Author: Akihiko Sasaki
Institution: Kwansei Gakuin Junior High School
Author: Osamu Takeuchi
Institution: Kansai University
Linguistic Field: Applied Linguistics
Subject Language: English
Abstract: The present study investigated Japanese students’ EFL vocabulary development through e-mail interactions with a native English speaker (NS), with primary focus on students’ imitation of new words. According to sociocultural theory, learners can internalize new linguistic knowledge by imitating an expert’s expressions to create his/her own utterances. This study, therefore, specifically examined whether (1) students could imitate the new vocabulary items provided by the NS tutor, and (2) they could retain these items at the end of the project. An examination of the e-mail log showed that students did imitate and use some of the lexis provided by the NS. The results of the post-test also revealed that some of the imitated words were subsequently retained.
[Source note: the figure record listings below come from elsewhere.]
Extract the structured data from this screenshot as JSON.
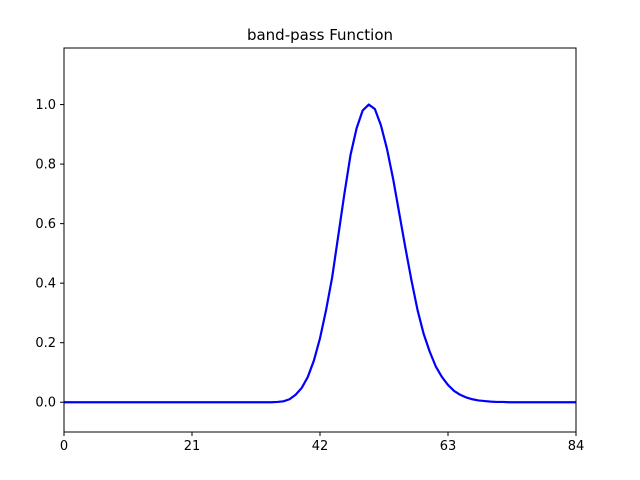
{
  "chart_data": {
    "type": "line",
    "title": "band-pass Function",
    "xlabel": "",
    "ylabel": "",
    "xlim": [
      0,
      84
    ],
    "ylim": [
      -0.1,
      1.19
    ],
    "xticks": [
      0,
      21,
      42,
      63,
      84
    ],
    "yticks": [
      0.0,
      0.2,
      0.4,
      0.6,
      0.8,
      1.0
    ],
    "xtick_labels": [
      "0",
      "21",
      "42",
      "63",
      "84"
    ],
    "ytick_labels": [
      "0.0",
      "0.2",
      "0.4",
      "0.6",
      "0.8",
      "1.0"
    ],
    "grid": false,
    "legend": "none",
    "series": [
      {
        "color": "#0000ff",
        "x": [
          0,
          5,
          10,
          15,
          20,
          25,
          30,
          34,
          35,
          36,
          37,
          38,
          39,
          40,
          41,
          42,
          43,
          44,
          45,
          46,
          47,
          48,
          49,
          50,
          51,
          52,
          53,
          54,
          55,
          56,
          57,
          58,
          59,
          60,
          61,
          62,
          63,
          64,
          65,
          66,
          67,
          68,
          69,
          70,
          71,
          72,
          73,
          74,
          75,
          80,
          84
        ],
        "y": [
          0.0,
          0.0,
          0.0,
          0.0,
          0.0,
          0.0,
          0.0,
          0.0,
          0.001,
          0.003,
          0.01,
          0.025,
          0.048,
          0.085,
          0.14,
          0.215,
          0.31,
          0.42,
          0.56,
          0.7,
          0.83,
          0.92,
          0.98,
          1.0,
          0.985,
          0.93,
          0.85,
          0.75,
          0.635,
          0.52,
          0.41,
          0.31,
          0.23,
          0.17,
          0.12,
          0.085,
          0.058,
          0.038,
          0.025,
          0.016,
          0.01,
          0.006,
          0.004,
          0.002,
          0.001,
          0.001,
          0.0,
          0.0,
          0.0,
          0.0,
          0.0
        ]
      }
    ]
  }
}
However, there were some words that had been learned without imitation. The questionnaire survey and the students’ interview comments indicated that students memorized a considerable number of new words provided by the NS by repeatedly reading them in e-mail text, as well as in other learning contexts, such as regular classes and independent study, through noticing, retrieving, and generating the meaning/form of each word (Nation, 2001). The study concluded that vocabulary learning via e-mail takes place not only by a single process such as imitation, but also by a combination of various processes functioning in an integrated manner.